Jumping ahead, in 1986, still living in Missouri, I did some drawings and paintings of Sly and sent pictures of them to the owner of this gym called The Santa Monica Bodybuilding Center. His name was George Pitasik and Sly worked out there at the time. All this information was obtained from an article on Sly in the October 1985 issue of Muscle & Fitness magazine. In a separate letter, I asked the owner to please give the enclosed contents to Sly when he comes in to work out. I didn’t hear anything for about 3 months and frankly didn’t think I ever would.
I then received a letter from Sly‘s office from his personal assistant saying he was not interested in any art at that time but they would keep my photos in their files. Also, they enclosed an autographed photo signed to me from Sly. So from there, I had a direct contact to Sly‘s office.
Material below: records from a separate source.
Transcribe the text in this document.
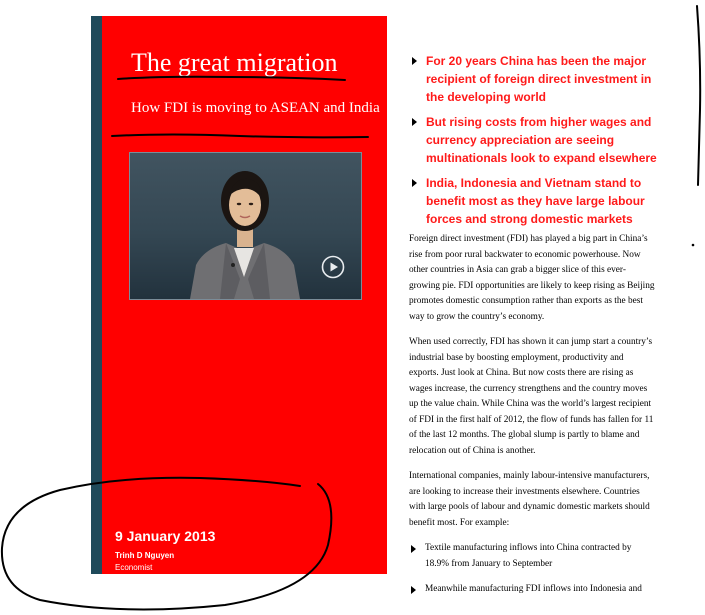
The great migration
How FDI is moving to ASEAN and India
9 January 2013
Trinh D Nguyen
Economist
For 20 years China has been the major recipient of foreign direct investment in the developing world
But rising costs from higher wages and currency appreciation are seeing multinationals look to expand elsewhere
India, Indonesia and Vietnam stand to benefit most as they have large labour forces and strong domestic markets

Foreign direct investment (FDI) has played a big part in China’s rise from poor rural backwater to economic powerhouse. Now other countries in Asia can grab a bigger slice of this ever-growing pie. FDI opportunities are likely to keep rising as Beijing promotes domestic consumption rather than exports as the best way to grow the country’s economy.

When used correctly, FDI has shown it can jump start a country’s industrial base by boosting employment, productivity and exports. Just look at China. But now costs there are rising as wages increase, the currency strengthens and the country moves up the value chain. While China was the world’s largest recipient of FDI in the first half of 2012, the flow of funds has fallen for 11 of the last 12 months. The global slump is partly to blame and relocation out of China is another.

International companies, mainly labour-intensive manufacturers, are looking to increase their investments elsewhere. Countries with large pools of labour and dynamic domestic markets should benefit most. For example:

Textile manufacturing inflows into China contracted by 18.9% from January to September
Meanwhile manufacturing FDI inflows into Indonesia and
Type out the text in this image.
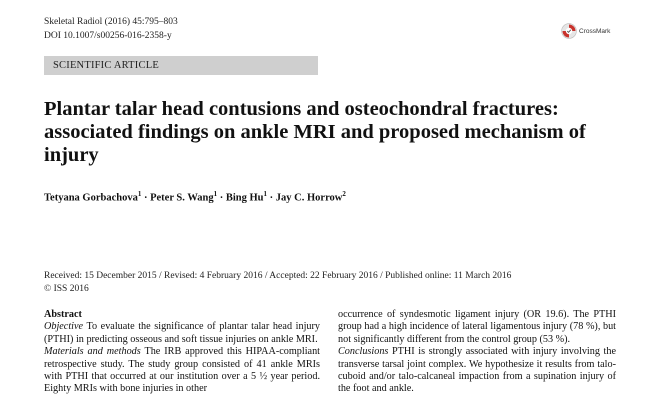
Skeletal Radiol (2016) 45:795–803
DOI 10.1007/s00256-016-2358-y	CrossMark
SCIENTIFIC ARTICLE
Plantar talar head contusions and osteochondral fractures: associated findings on ankle MRI and proposed mechanism of injury
Tetyana Gorbachova$^1$ · Peter S. Wang$^1$ · Bing $Hu^1$ · Jay C. Horrow$^2$
Received: 15 December 2015 / Revised: 4 February 2016 / Accepted: 22 February 2016 / Published online: 11 March 2016
© ISS 2016

Abstract

Objective To evaluate the significance of plantar talar head injury (PTHI) in predicting osseous and soft tissue injuries on ankle MRI.

Materials and methods The IRB approved this HIPAA-compliant retrospective study. The study group consisted of 41 ankle MRIs with PTHI that occurred at our institution over a 5 ½ year period. Eighty MRIs with bone injuries in other

occurrence of syndesmotic ligament injury (OR 19.6). The PTHI group had a high incidence of lateral ligamentous injury (78 %), but not significantly different from the control group (53 %).

Conclusions PTHI is strongly associated with injury involving the transverse tarsal joint complex. We hypothesize it results from talo-cuboid and/or talo-calcaneal impaction from a supination injury of the foot and ankle.
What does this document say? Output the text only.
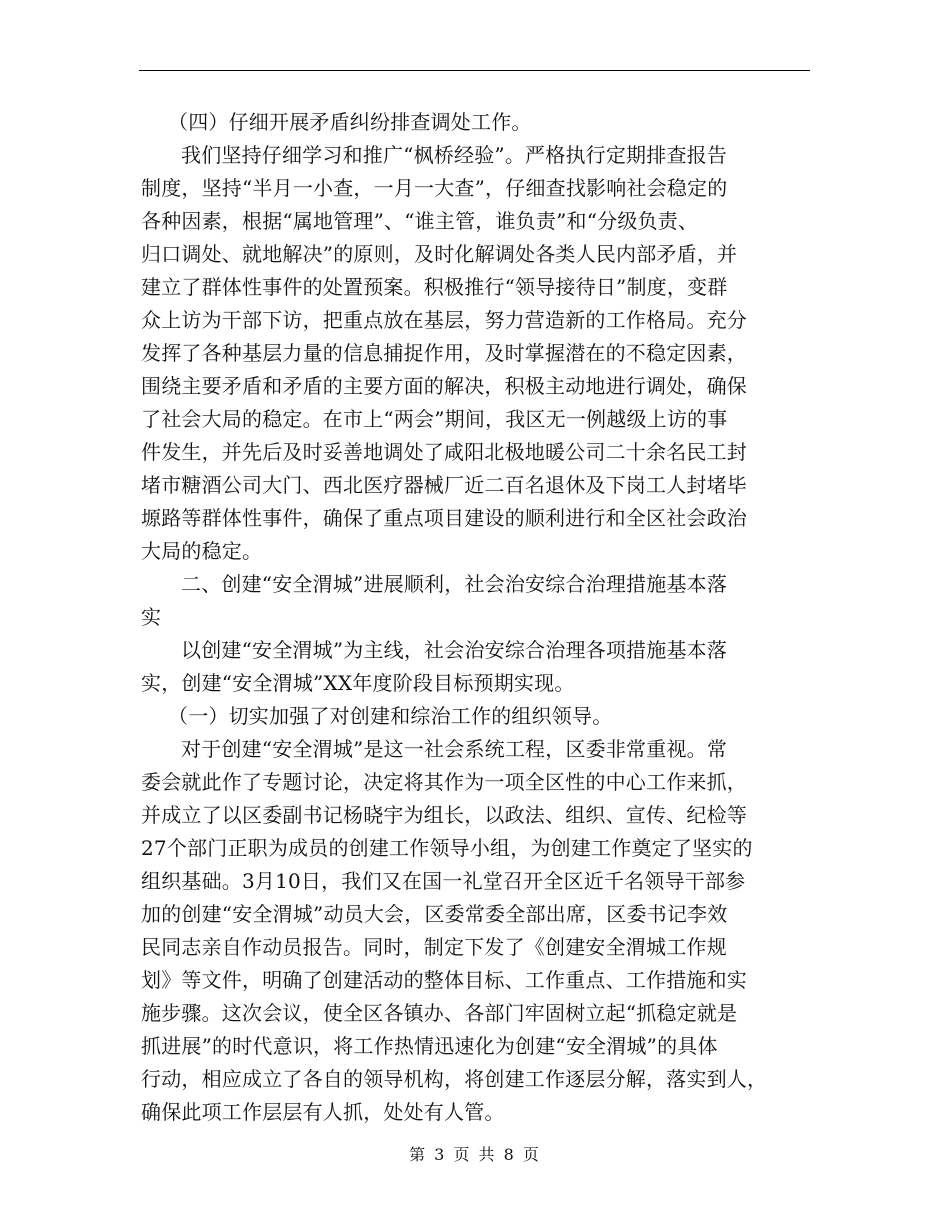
（四）仔细开展矛盾纠纷排查调处工作。
我们坚持仔细学习和推广“枫桥经验”。严格执行定期排查报告
制度，坚持“半月一小查，一月一大查”，仔细查找影响社会稳定的
各种因素，根据“属地管理”、“谁主管，谁负责”和“分级负责、
归口调处、就地解决”的原则，及时化解调处各类人民内部矛盾，并
建立了群体性事件的处置预案。积极推行“领导接待日”制度，变群
众上访为干部下访，把重点放在基层，努力营造新的工作格局。充分
发挥了各种基层力量的信息捕捉作用，及时掌握潜在的不稳定因素，
围绕主要矛盾和矛盾的主要方面的解决，积极主动地进行调处，确保
了社会大局的稳定。在市上“两会”期间，我区无一例越级上访的事
件发生，并先后及时妥善地调处了咸阳北极地暖公司二十余名民工封
堵市糖酒公司大门、西北医疗器械厂近二百名退休及下岗工人封堵毕
塬路等群体性事件，确保了重点项目建设的顺利进行和全区社会政治
大局的稳定。
二、创建“安全渭城”进展顺利，社会治安综合治理措施基本落
实
以创建“安全渭城”为主线，社会治安综合治理各项措施基本落
实，创建“安全渭城”XX年度阶段目标预期实现。
（一）切实加强了对创建和综治工作的组织领导。
对于创建“安全渭城”是这一社会系统工程，区委非常重视。常
委会就此作了专题讨论，决定将其作为一项全区性的中心工作来抓，
并成立了以区委副书记杨晓宇为组长，以政法、组织、宣传、纪检等
27个部门正职为成员的创建工作领导小组，为创建工作奠定了坚实的
组织基础。3月10日，我们又在国一礼堂召开全区近千名领导干部参
加的创建“安全渭城”动员大会，区委常委全部出席，区委书记李效
民同志亲自作动员报告。同时，制定下发了《创建安全渭城工作规
划》等文件，明确了创建活动的整体目标、工作重点、工作措施和实
施步骤。这次会议，使全区各镇办、各部门牢固树立起“抓稳定就是
抓进展”的时代意识，将工作热情迅速化为创建“安全渭城”的具体
行动，相应成立了各自的领导机构，将创建工作逐层分解，落实到人，
确保此项工作层层有人抓，处处有人管。
第 3 页 共 8 页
I then did a nice painting (“Stallone Montage I” on my site) of Sly at the end of 1986-early ’87. I sent a nice big photo of it to Sly’s office as a gift to him not expecting anything. About a week later, the phone rang and I answered it. The woman said she was Sly’s personal assistant calling about the painting. I remember my heart pounding when she told me who she was. She asked me all kinds of questions about the original and if it was for sale and if so, what the price was because Sly was very interested in it. I said yes it is for sale and just quoted some price off the top of my head. She said “is that your firm price?” I said, “yes”. I was totally caught off-guard not thinking anyone would call. She called back the next day and told me “you sold a painting!” I couldn’t believe it. Right out of college I sold a painting to someone who has inspired me so much. He admired my art like I did his. The rest, as they say, is history.
Craig: What a great story! Bill, I want to thank you for taking the time to catch us up on what you’ve been doing. It’s crazy how your admiration for Sly inspired your art and how that has led you back to working for his magazine. Please do keep us posted on your progress on issue three as well as your Rocky 6 “spritual painting.” Thanks again!